Sorpresa

"Se acabo la fiesta." Inesita muttered under her breath as Mami Ines led her to their bedroom in the front of the house. She lay down and fell asleep. Her Mami took off her shoes. Elba Luz and Silvito lay beside her. The Mamis kissed the children good night. The two women stood by the door between the children's room and the front room where Papi Silvio was already stretched out on the big double bed with Federico curled up against him. Inesita fell asleep in seconds. Elba Luz and Silvito stared into each other's eyes in the darkness and listened to the women whisper, embrace, and part.

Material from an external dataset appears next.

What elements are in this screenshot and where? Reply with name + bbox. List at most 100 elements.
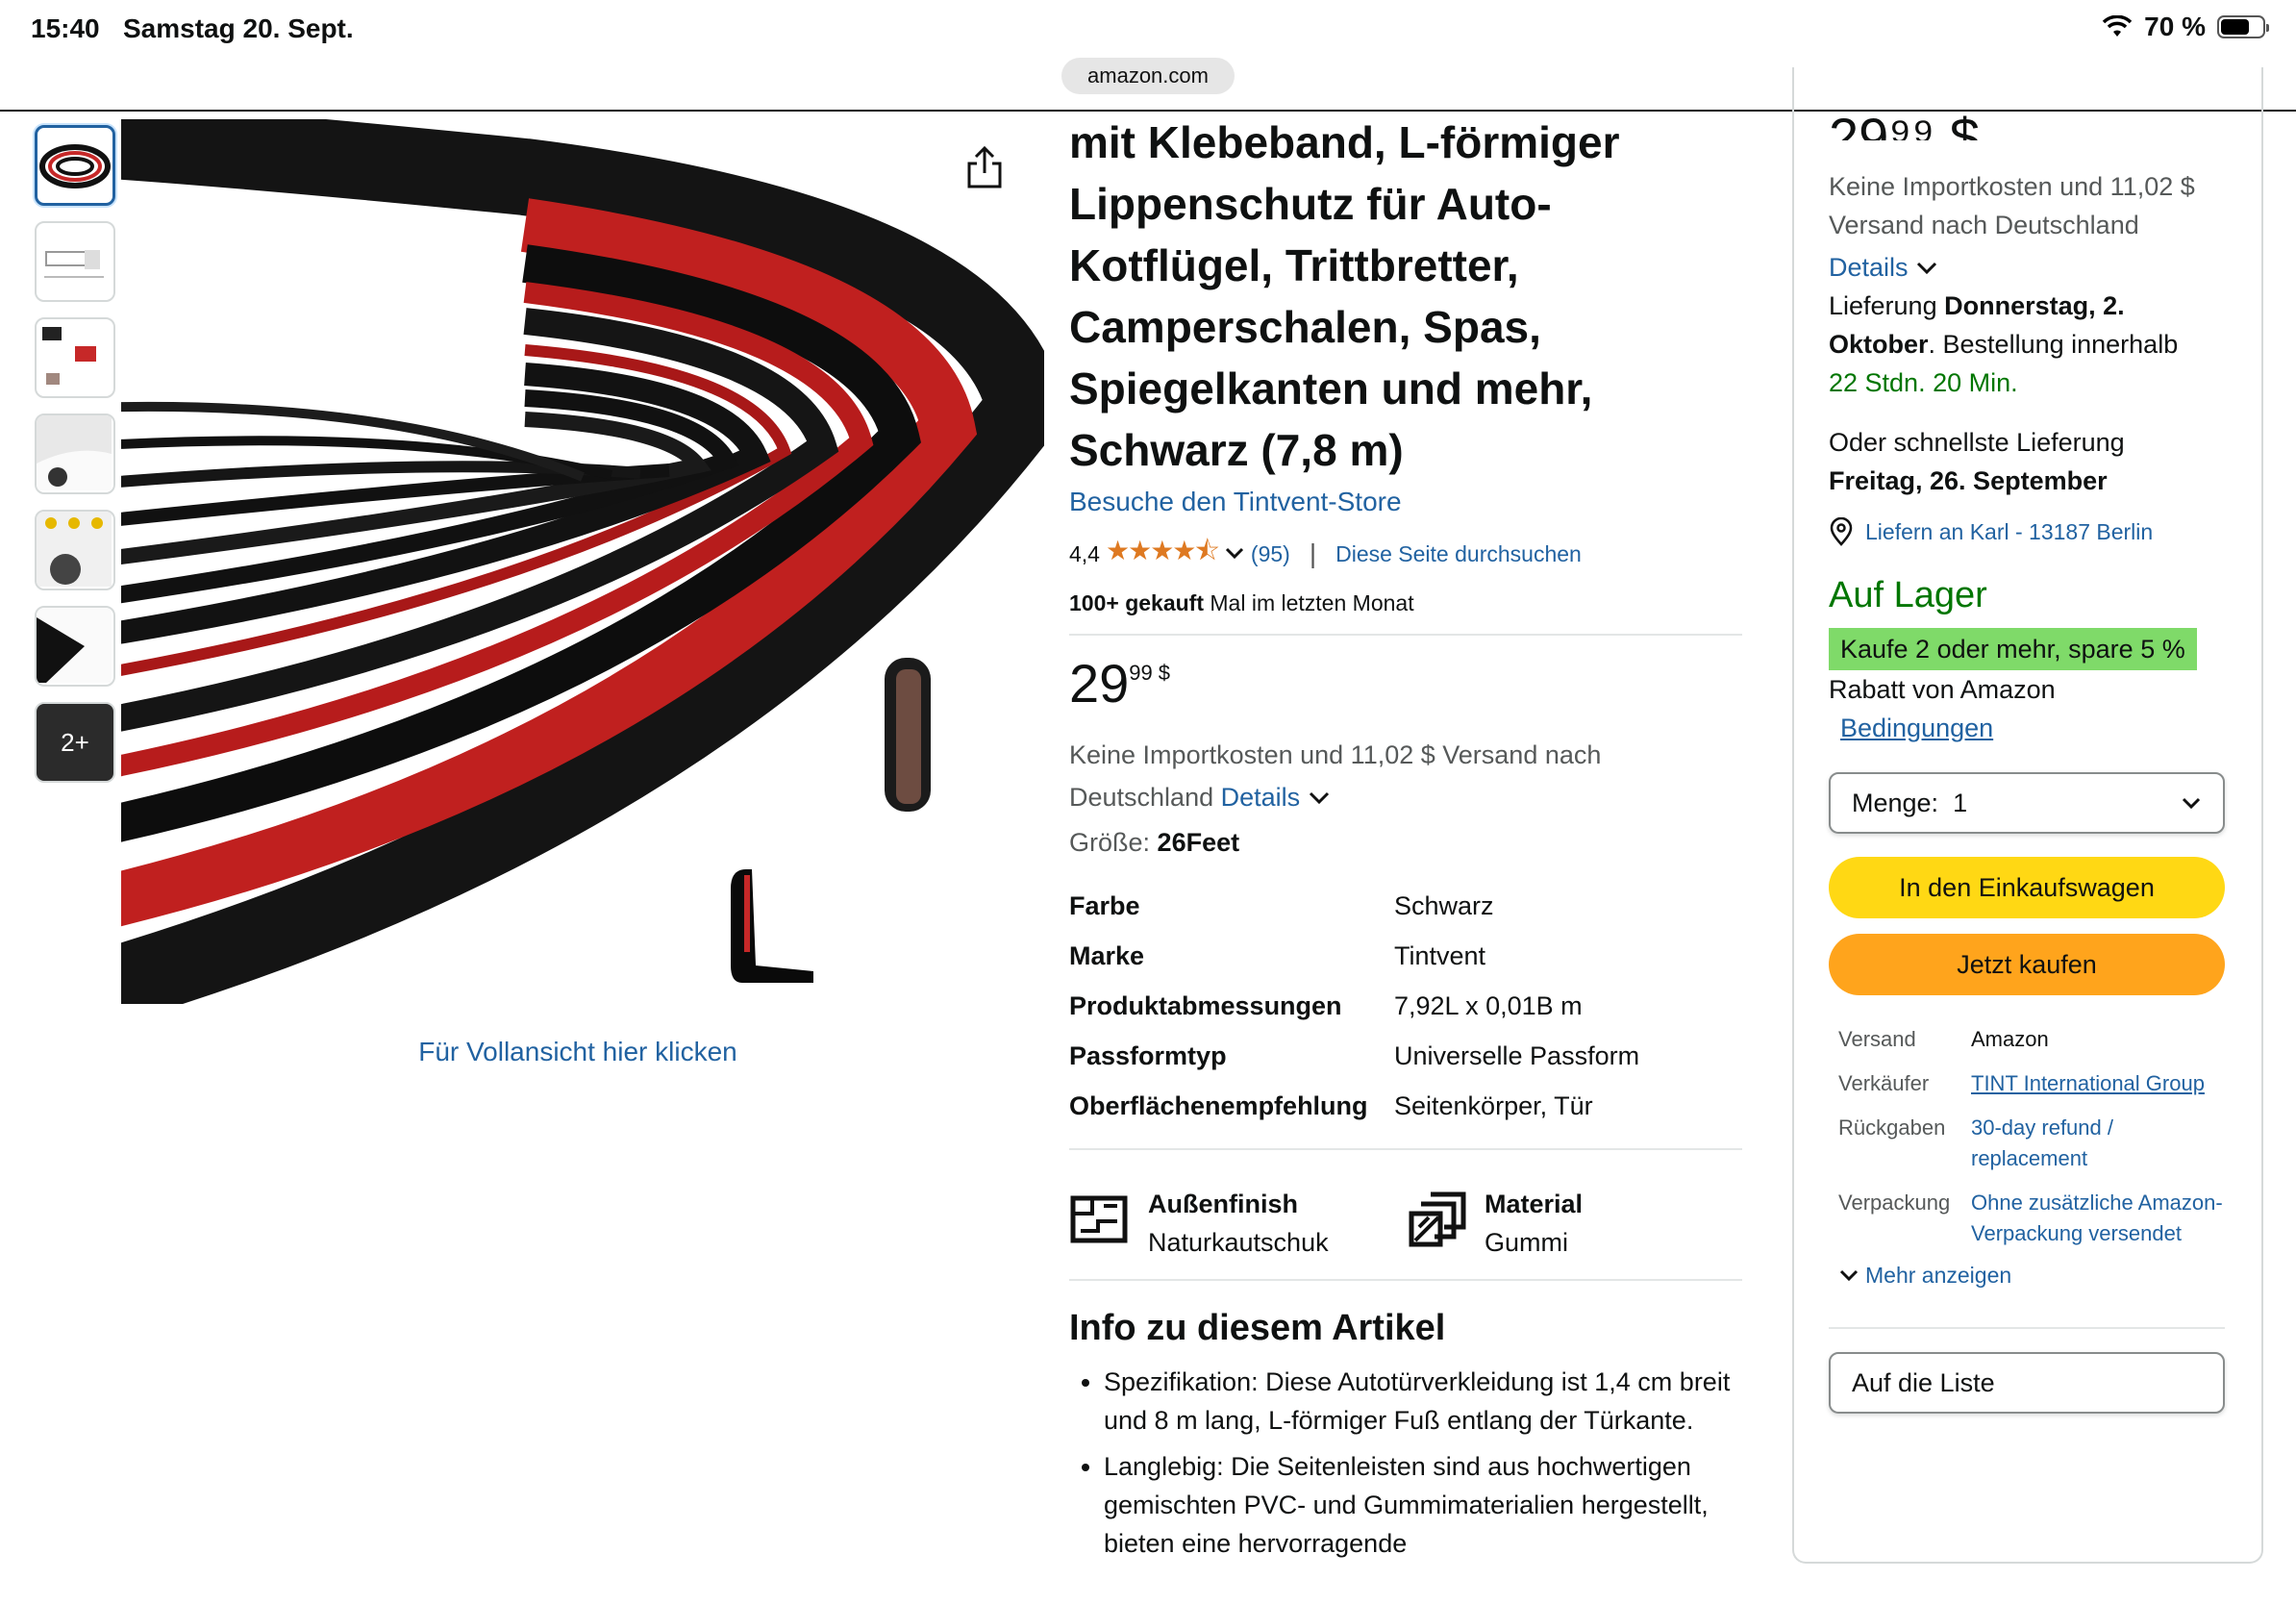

Elba Luz clutched Silvito's shoulder and whispered in his ear. "Tenemos que levantarnos bien temprano para que nos lleven cuando vayan a donde Don LImon." Silvito nodded as his eyelids melted down over his eyes. Elba Luz stared at the ceiling listening to her two friends breathe. First Silvito was exhaling as Inesita inhaled and then after a few minutes they were both inhaling and exhaling the same way. She let her own breathing match theirs. "Un trio de alientos." She was startled by her own whisper.
An alboroto in the hallway woke Elba Luz from a dream. She held on to one image alone: she was swimming in the mangle in black night as the voice reached her. It was a voice she would know in the deepest water and the darkest night.

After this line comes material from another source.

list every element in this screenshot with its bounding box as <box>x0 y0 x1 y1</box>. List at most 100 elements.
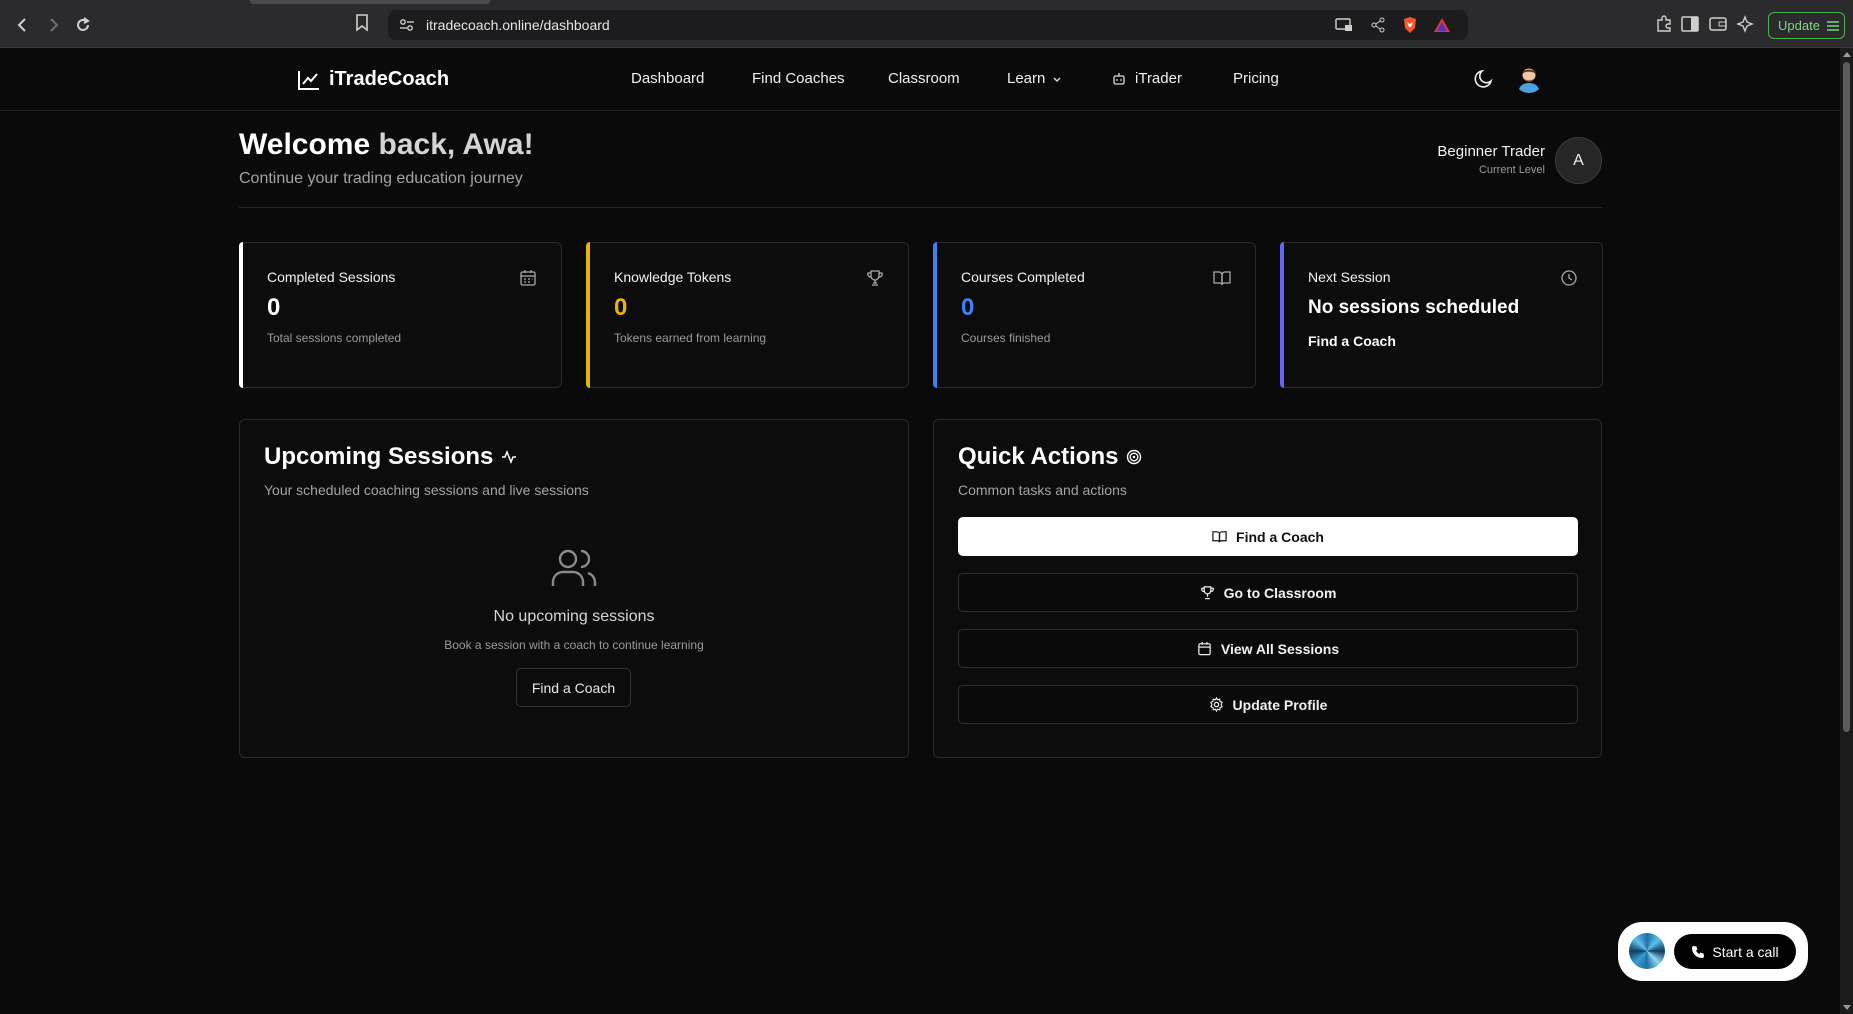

"Papi, Papi, Papi." She jumped out of her bed. Silvito and Inesita turned over and went on sleeping. She ran into the hallway and followed the voices to Mami's room.

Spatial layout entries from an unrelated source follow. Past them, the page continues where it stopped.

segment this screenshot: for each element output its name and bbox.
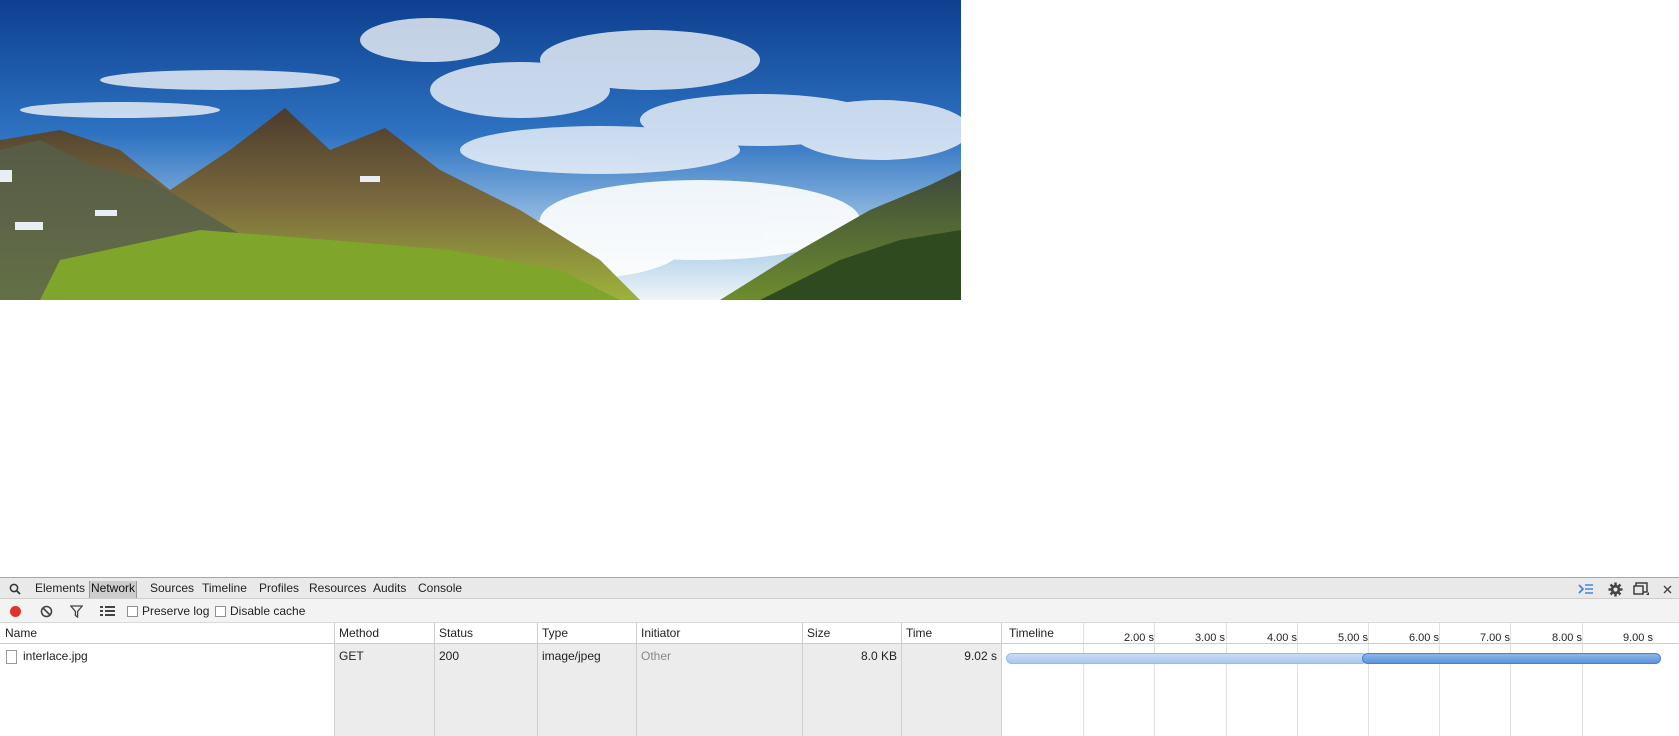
tab-elements[interactable]: Elements xyxy=(34,581,86,598)
devtools-panel: Elements Network Sources Timeline Profil… xyxy=(0,577,1679,736)
tab-sources[interactable]: Sources xyxy=(149,581,195,598)
gear-icon[interactable] xyxy=(1607,581,1623,597)
column-header-type[interactable]: Type xyxy=(542,623,568,644)
tab-console[interactable]: Console xyxy=(417,581,463,598)
column-header-initiator[interactable]: Initiator xyxy=(641,623,680,644)
disable-cache-box[interactable] xyxy=(215,605,226,617)
column-header-method[interactable]: Method xyxy=(339,623,379,644)
column-header-name[interactable]: Name xyxy=(5,623,37,644)
request-size: 8.0 KB xyxy=(860,649,897,663)
timeline-tick-label: 4.00 s xyxy=(1267,632,1297,644)
tab-timeline[interactable]: Timeline xyxy=(201,581,248,598)
landscape-image xyxy=(0,0,961,300)
preserve-log-checkbox[interactable]: Preserve log xyxy=(127,604,209,618)
request-time: 9.02 s xyxy=(964,649,997,663)
network-toolbar: Preserve log Disable cache xyxy=(0,599,1679,623)
request-name[interactable]: interlace.jpg xyxy=(23,649,88,663)
record-icon[interactable] xyxy=(7,603,23,619)
timeline-tick-label: 2.00 s xyxy=(1124,632,1154,644)
search-icon[interactable] xyxy=(7,581,23,597)
console-drawer-icon[interactable] xyxy=(1578,581,1594,597)
timeline-tick-label: 3.00 s xyxy=(1195,632,1225,644)
timeline-tick-label: 9.00 s xyxy=(1623,632,1653,644)
filter-icon[interactable] xyxy=(68,603,84,619)
tab-resources[interactable]: Resources xyxy=(308,581,367,598)
column-header-time[interactable]: Time xyxy=(906,623,932,644)
dock-side-icon[interactable] xyxy=(1633,581,1649,597)
preserve-log-box[interactable] xyxy=(127,605,138,617)
preserve-log-label: Preserve log xyxy=(142,604,210,618)
large-rows-icon[interactable] xyxy=(99,603,115,619)
tab-network[interactable]: Network xyxy=(89,581,138,598)
column-header-status[interactable]: Status xyxy=(439,623,473,644)
network-requests-table: Name Method Status Type Initiator Size T… xyxy=(0,623,1679,736)
timeline-receiving-bar[interactable] xyxy=(1362,653,1661,664)
timeline-tick-label: 8.00 s xyxy=(1552,632,1582,644)
disable-cache-checkbox[interactable]: Disable cache xyxy=(215,604,305,618)
devtools-tabbar: Elements Network Sources Timeline Profil… xyxy=(0,577,1679,599)
tab-audits[interactable]: Audits xyxy=(372,581,407,598)
timeline-waiting-bar[interactable] xyxy=(1006,653,1367,664)
request-type: image/jpeg xyxy=(542,649,601,663)
disable-cache-label: Disable cache xyxy=(230,604,306,618)
request-initiator: Other xyxy=(641,649,672,663)
close-icon[interactable] xyxy=(1659,581,1675,597)
timeline-tick-label: 7.00 s xyxy=(1480,632,1510,644)
request-status: 200 xyxy=(439,649,460,663)
timeline-tick-label: 6.00 s xyxy=(1409,632,1439,644)
timeline-tick-label: 5.00 s xyxy=(1338,632,1368,644)
request-method: GET xyxy=(339,649,364,663)
tab-profiles[interactable]: Profiles xyxy=(258,581,300,598)
column-header-size[interactable]: Size xyxy=(807,623,830,644)
clear-icon[interactable] xyxy=(38,603,54,619)
column-header-timeline[interactable]: Timeline xyxy=(1009,623,1054,644)
file-icon xyxy=(6,650,17,664)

"Papi, Papi, Papi." He and Mami sat on the side of the double bed. Elba Luz ran and jumped into Papi's lap. She clung to him and kissed his curly beard. He smelled of wood fires and pine.
Papi pointed to a small yellow suitcase, the kind with soft sides, the size of Mami's neceser where she kept her lipsticks and face cream and eyebrow pencil. "Es para ti." She jumped down from his lap, reached the bag, and knelt beside it. "Para mi?" He got up and sat cross legged beside her on the floor. "Abrelo." She tugged at the zipper but it was stuck. He opened it part way. "Elbi mi nina, abrelo tu." She tugged the zipper open all the way. She could see yellow fur. She touched it. "Que suave." The fur moved. The fur was breathing. Papi helped her reach into the bag.
"Suave, suave," Papi said.
She guessed but she was afraid to believe it, afraid to say. But she guessed. Slowly, together, their hands eased out a little puppy, half asleep. The puppy raised her head, opened sleepy brown eyes. Elba Luz put her face into the fur and sniffed the puppy smell like coffee grounds.
She held the puppy in her arms and carried her (she was a girl puppy) over to the bed. Papi lay her down in the middle and let her hold the puppy. She lay there halfway between sleep and waking. Mami and Papi lay alongside her and talked and talked.
Was she dreaming? Did Papi really come home? Did he really bring her a beautiful brown yellow pup? Did she really hear them saying that he'd come to take Silvio to El Pico with the guerrilleros and that they must leave before sunrise?
The only reason she knew she hadn't dreamt all of this, even Papi, was because she woke up in Mami's bed and the little pup was curled up beside her.